First, we need to standardize the values by subtracting the mean and dividing by the standard deviation:
Standardized value for 22.75 ounces:
Z1 = (22.75 - 22) / 0.5 = 1.5
Standardized value for 23.00 ounces:
Z2 = (23.00 - 22) / 0.5 = 2
Next, we use a standard normal distribution table or a calculator to find the probability associated with each standardized value. Subtract the smaller probability from the larger probability to find the probability between the two values:
P(22.75 < X < 23.00) = P(1.5 < Z < 2)
Using a standard normal distribution table, we find the corresponding probabilities:
P(Z < 1.5) ≈ 0.9332
P(Z < 2) ≈ 0.9772
So the probability of a loaf of bread weighing between 22.75 and 23.00 ounces is approximately 0.9772 - 0.9332 ≈ 0.044.
b) To find the weight at which 5% of the loaves will weigh less than, we need to find the corresponding Z-score.
Using a standard normal distribution table or calculator, we find the Z-score associated with a cumulative probability of 5%. This Z-score represents the number of standard deviations below the mean.
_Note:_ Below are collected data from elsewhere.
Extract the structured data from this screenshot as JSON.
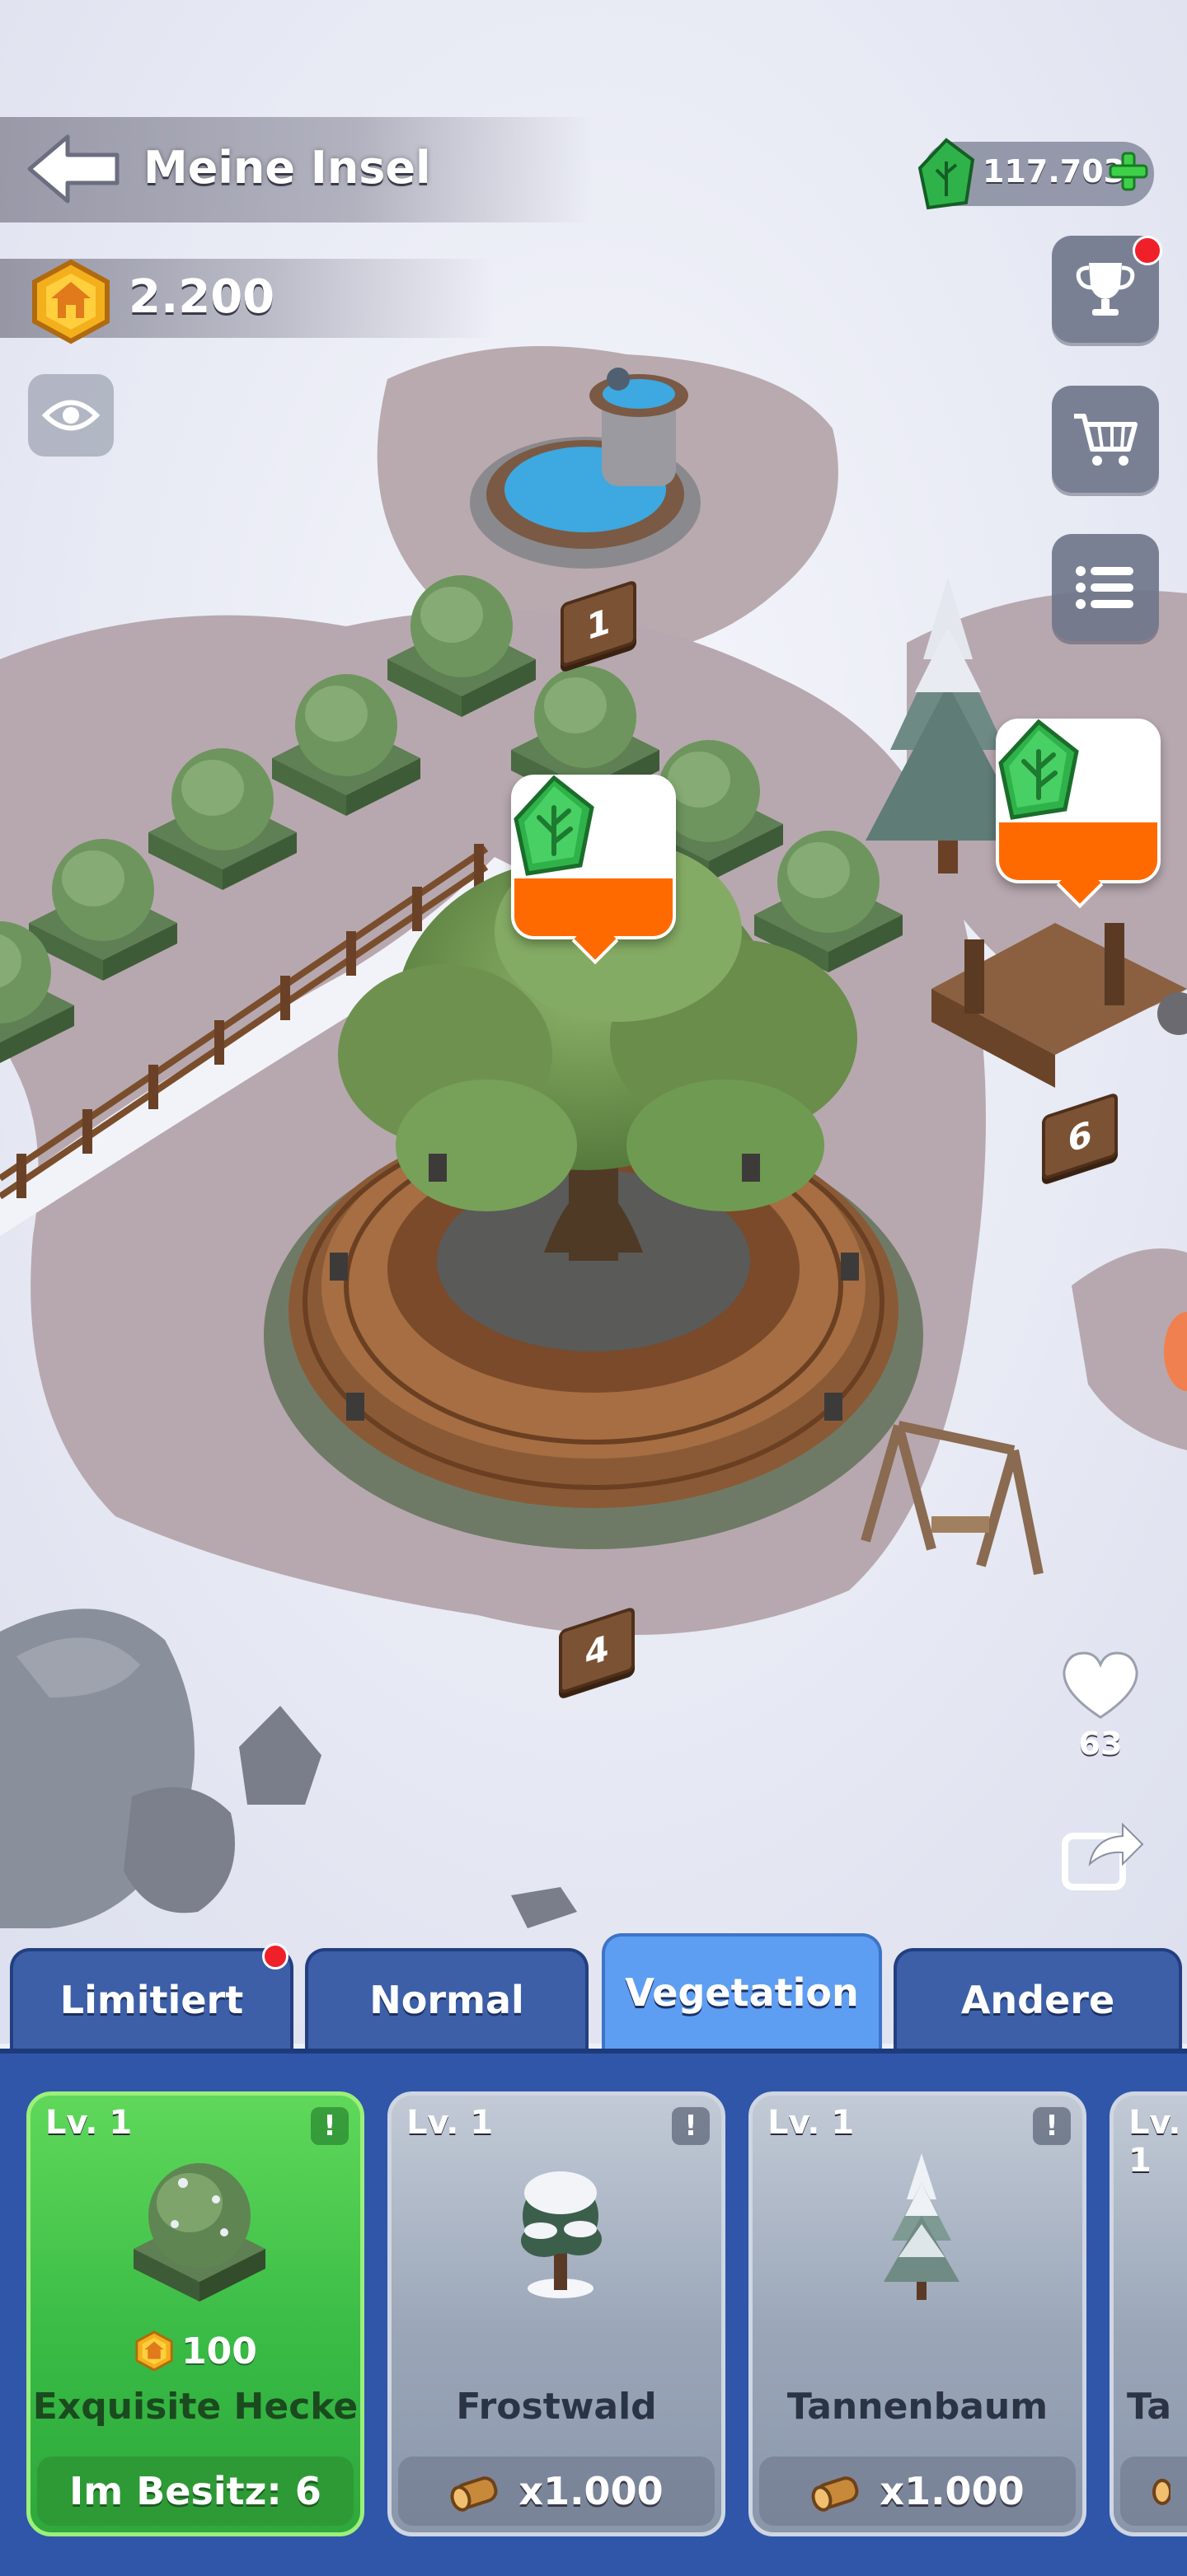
{
  "header": {
    "title": "Meine Insel",
    "coins": "2.200",
    "gems": "117.703"
  },
  "map": {
    "plot_numbers": [
      "1",
      "4",
      "6"
    ]
  },
  "social": {
    "likes": "63"
  },
  "tabs": [
    {
      "label": "Limitiert",
      "notify": true
    },
    {
      "label": "Normal"
    },
    {
      "label": "Vegetation",
      "active": true
    },
    {
      "label": "Andere"
    }
  ],
  "items": [
    {
      "level": "Lv. 1",
      "info": "!",
      "price": "100",
      "name": "Exquisite Hecke",
      "footer": "Im Besitz: 6",
      "selected": true
    },
    {
      "level": "Lv. 1",
      "info": "!",
      "name": "Frostwald",
      "footer": "x1.000"
    },
    {
      "level": "Lv. 1",
      "info": "!",
      "name": "Tannenbaum",
      "footer": "x1.000"
    },
    {
      "level": "Lv. 1",
      "name": "Ta"
    }
  ],
  "colors": {
    "accent_orange": "#ff6a00",
    "gem_green": "#2fb24a",
    "panel_blue": "#2f56a8",
    "active_tab": "#5e9ef2"
  }
}
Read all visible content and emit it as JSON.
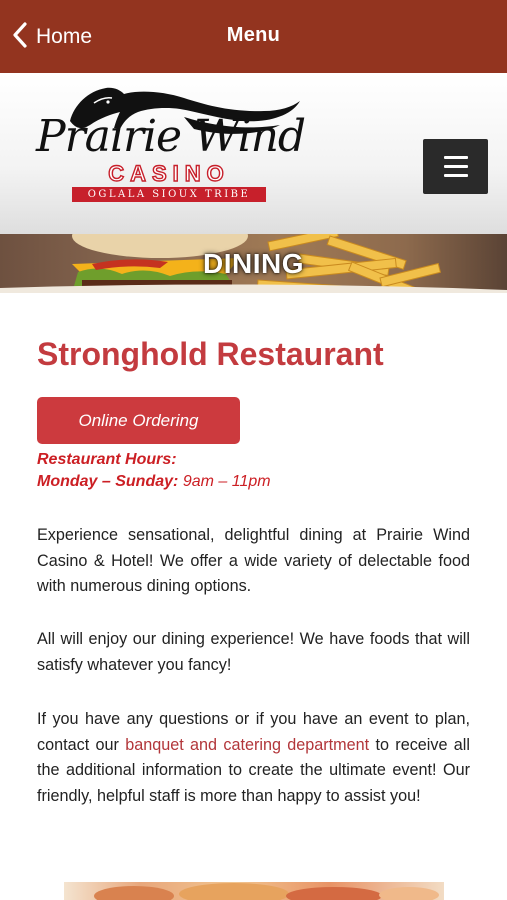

Z = -1.645 (approximately)
Now we can use the Z-score formula to find the corresponding weight:
Z = (X - Mean) / Standard Deviation
Substituting the known values:
-1.645 = (X - 22) / 0.5
Solving for X, we have:
X - 22 = -1.645 * 0.5
X - 22 = -0.8225
X ≈ 22 - 0.8225 ≈ 21.1775
So 5% of the loaves will weigh less than approximately 21.18 ounces.
c) To find the number of loaves that weigh more than 23 ounces out of 200 loaves, we can use the cumulative probability associated with a Z-score of 23:
Z = (23 - 22) / 0.5 = 2
Using a standard normal distribution table or calculator, we find the probability associated with a Z-score of 2:
P(Z > 2) ≈ 1 - P(Z < 2) ≈ 1 - 0.9772 ≈ 0.0228
This means that approximately 0.0228 or 2.28% of the loaves will weigh more than 23 ounces.
To find the number of loaves that satisfy this condition, we multiply the percentage by the total number of loaves:
Number of loaves weighing more than 23 ounces = 0.0228 * 200 ≈ 4.56
So, approximately 4 or 5 loaves will weigh more than 23 ounces out of 200 loaves.